Another issue of concern to parents and professionals is that of free-to-air broadcasting of sexualised music videos, the topic chosen by Lesley-Anne Ey and Elspeth McInnes. They have specifically investigated music videos accessible to young children that contain sexualised content. With relatively high levels of sexualised content across genres and individual artists promoting overtly sexualised material, the authors’ findings indicate a need for a review of the current Australian classification system. Many parents and professionals have been concerned for some time about the exposure of children to sexualised media and this is a contribution to a growing literature on the subject.

To complete this set of research papers, Karen Broadley and Chris Goddard write on the topic, ‘A Public Health Approach to Child Protection: Why Data Matters’. Their argument is that in Australia there are no reliable surveillance data, as information is not collected about the characteristics of children (e.g., ethnicity) and parents (e.g., mental illness) reported to child protection services. States and territories each have their own child protection legislation, definitions and data-recording methods, meaning that data are not comparable over time, even though many jurisdictions have introduced new data-recording systems in recent years. Their conclusion is that it is essential to develop a national child protection surveillance data system, because this is the only way to ensure that services are located in areas and targeted towards populations in greatest need; and the only way to evaluate the effectiveness of prevention and intervention activities.

Moving to our Practice-based Commentaries, Joe Tucci, Janise Mitchell, Deb Holmes, Craig Hemsworth and Leonie Hemsworth have developed a paper that outlines the function of the child protection policy in an organisation, the principles for constructing the policy, and provides an example of content for a child protection policy. The authors conclude that, if constructed with heart and sensitivity, a child protection policy can shape and define the very narrative about what the organisation stands for in relation to the safety of children and the responsibilities of adults, in order to fufil the rights of children and young people more broadly.

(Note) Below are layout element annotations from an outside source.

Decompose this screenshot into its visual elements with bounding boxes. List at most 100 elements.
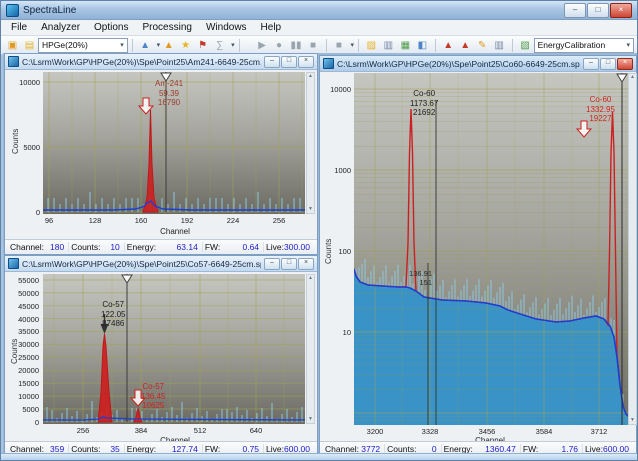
scroll-down-icon[interactable]: ▼	[629, 417, 636, 424]
plot-scrollbar[interactable]: ▲ ▼	[306, 72, 315, 214]
peak-area: 21692	[410, 108, 438, 118]
minimize-button[interactable]: –	[564, 3, 586, 18]
image-icon[interactable]: ▦	[397, 38, 414, 53]
maximize-button[interactable]: □	[587, 3, 609, 18]
nuclide-flag-icon[interactable]: ⚑	[194, 38, 211, 53]
x-axis-label: Channel	[125, 227, 225, 236]
calibration-icon[interactable]: ▧	[517, 38, 534, 53]
peak-search-icon[interactable]: ▲	[160, 38, 177, 53]
edit-calibration-icon[interactable]: ✎	[474, 38, 491, 53]
peak-marker-icon[interactable]: ▲	[440, 38, 457, 53]
scroll-up-icon[interactable]: ▲	[629, 74, 636, 81]
roi-value-2: 151	[396, 278, 432, 287]
menu-analyzer[interactable]: Analyzer	[34, 22, 87, 33]
report-icon[interactable]: ▥	[491, 38, 508, 53]
y-tick: 30000	[11, 340, 39, 349]
peak-nuclide: Co-57	[101, 300, 125, 310]
status-counts-value: 10	[110, 242, 119, 252]
window-maximize-button[interactable]: □	[600, 58, 616, 70]
y-tick: 10	[323, 328, 351, 337]
scroll-down-icon[interactable]: ▼	[307, 416, 314, 423]
spectrum-plot-co60[interactable]: Co-60 1173.67 21692 Co-60 1332.95 19227 …	[354, 73, 628, 425]
y-tick: 1000	[323, 166, 351, 175]
efficiency-icon[interactable]: ★	[177, 38, 194, 53]
peak-energy: 1173.67	[410, 99, 438, 109]
menu-windows[interactable]: Windows	[199, 22, 254, 33]
menu-processing[interactable]: Processing	[136, 22, 199, 33]
scroll-up-icon[interactable]: ▲	[307, 73, 314, 80]
spectrum-plot-am241[interactable]: Am-241 59.39 16790	[43, 72, 305, 214]
sum-icon[interactable]: ∑	[211, 38, 228, 53]
peak-nuclide: Am-241	[155, 79, 183, 89]
calibration-select[interactable]: EnergyCalibration▾	[534, 38, 634, 53]
scroll-down-icon[interactable]: ▼	[307, 206, 314, 213]
export-icon[interactable]: ◧	[414, 38, 431, 53]
x-tick: 128	[80, 216, 110, 225]
mdi-client-area: C:\Lsrm\Work\GP\HPGe(20%)\Spe\Point25\Am…	[3, 53, 637, 456]
window-titlebar-co57[interactable]: C:\Lsrm\Work\GP\HPGe(20%)\Spe\Point25\Co…	[5, 256, 317, 272]
plot-scrollbar[interactable]: ▲ ▼	[628, 73, 637, 425]
detector-select[interactable]: HPGe(20%)▾	[38, 38, 128, 53]
y-tick: 10000	[323, 85, 351, 94]
detector-select-value: HPGe(20%)	[42, 40, 88, 50]
menu-file[interactable]: File	[4, 22, 34, 33]
window-close-button[interactable]: ×	[298, 258, 314, 270]
menu-help[interactable]: Help	[254, 22, 289, 33]
x-tick: 3200	[360, 427, 390, 436]
window-titlebar-co60[interactable]: C:\Lsrm\Work\GP\HPGe(20%)\Spe\Point25\Co…	[320, 56, 636, 72]
calibration-select-value: EnergyCalibration	[538, 40, 606, 50]
peak-area: 10625	[141, 401, 165, 411]
peak-area: 19227	[586, 114, 615, 124]
y-tick: 10000	[12, 78, 40, 87]
sum-dropdown-icon[interactable]: ▾	[231, 41, 235, 49]
menu-options[interactable]: Options	[87, 22, 135, 33]
window-minimize-button[interactable]: –	[264, 258, 280, 270]
window-close-button[interactable]: ×	[298, 56, 314, 68]
close-button[interactable]: ×	[610, 3, 632, 18]
x-tick: 3456	[472, 427, 502, 436]
save-spectrum-icon[interactable]: ▥	[380, 38, 397, 53]
app-titlebar[interactable]: SpectraLine – □ ×	[1, 1, 637, 20]
window-titlebar-am241[interactable]: C:\Lsrm\Work\GP\HPGe(20%)\Spe\Point25\Am…	[5, 54, 317, 70]
roi-label: 136.91 151	[396, 269, 432, 287]
window-maximize-button[interactable]: □	[281, 56, 297, 68]
stop-all-dropdown-icon[interactable]: ▾	[350, 41, 354, 49]
spectrum-plot-co57[interactable]: Co-57 122.05 87486 Co-57 136.45 10625	[43, 274, 305, 424]
window-minimize-button[interactable]: –	[264, 56, 280, 68]
status-counts-label: Counts:	[71, 242, 100, 252]
scroll-up-icon[interactable]: ▲	[307, 275, 314, 282]
cascade-spectra-icon[interactable]: ▣	[4, 38, 21, 53]
library-icon[interactable]: ▤	[21, 38, 38, 53]
status-channel-value: 180	[50, 242, 64, 252]
spectrum-file-icon	[8, 56, 19, 67]
stop-all-button[interactable]: ■	[330, 38, 347, 53]
window-title: C:\Lsrm\Work\GP\HPGe(20%)\Spe\Point25\Co…	[22, 259, 261, 269]
peak-fit-icon[interactable]: ▲	[457, 38, 474, 53]
stop-button[interactable]: ■	[305, 38, 322, 53]
status-channel-label: Channel:	[10, 242, 44, 252]
peak-nuclide: Co-57	[141, 382, 165, 392]
x-tick: 192	[172, 216, 202, 225]
roi-value-1: 136.91	[396, 269, 432, 278]
record-button[interactable]: ●	[271, 38, 288, 53]
cursor-marker[interactable]	[617, 74, 627, 82]
status-live-label: Live:	[266, 242, 284, 252]
plot-scrollbar[interactable]: ▲ ▼	[306, 274, 315, 424]
spectrum-file-icon	[323, 58, 334, 69]
window-minimize-button[interactable]: –	[583, 58, 599, 70]
window-maximize-button[interactable]: □	[281, 258, 297, 270]
peak-energy: 136.45	[141, 392, 165, 402]
identify-peaks-icon[interactable]: ▲	[137, 38, 154, 53]
window-close-button[interactable]: ×	[617, 58, 633, 70]
peak-label-co60-main: Co-60 1173.67 21692	[410, 89, 438, 118]
start-acquisition-button[interactable]: ▶	[254, 38, 271, 53]
x-tick: 3712	[584, 427, 614, 436]
pause-button[interactable]: ▮▮	[288, 38, 305, 53]
cursor-marker[interactable]	[122, 275, 132, 283]
peak-energy: 1332.95	[586, 105, 615, 115]
peak-energy: 122.05	[101, 310, 125, 320]
window-title: C:\Lsrm\Work\GP\HPGe(20%)\Spe\Point25\Am…	[22, 57, 261, 67]
open-spectrum-icon[interactable]: ▨	[363, 38, 380, 53]
co57-main-peak	[98, 334, 112, 422]
peak-label-am241: Am-241 59.39 16790	[155, 79, 183, 108]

And, finally, Samantha McMahon, a final-year social work student who completed an interesting placement in the office of a Member of Parliament, had the opportunity to research the issues of child care and early education. In her paper titled ‘What can we learn from the child care and early education literature?’, Sam has investigated approaches to child care and early education overseas and the benefits these provide, not only on an individual and family level, but also economically.

To close this March issue we have a book review by Frank Ainsworth, who reviews Flawed Conviction: ‘Shaken baby syndrome’ and the inertia of injustice by Deborah Tuerkheimer.

We hope you will find a variety of interesting topics in this issue to stimulate your thinking and to contribute to your practice.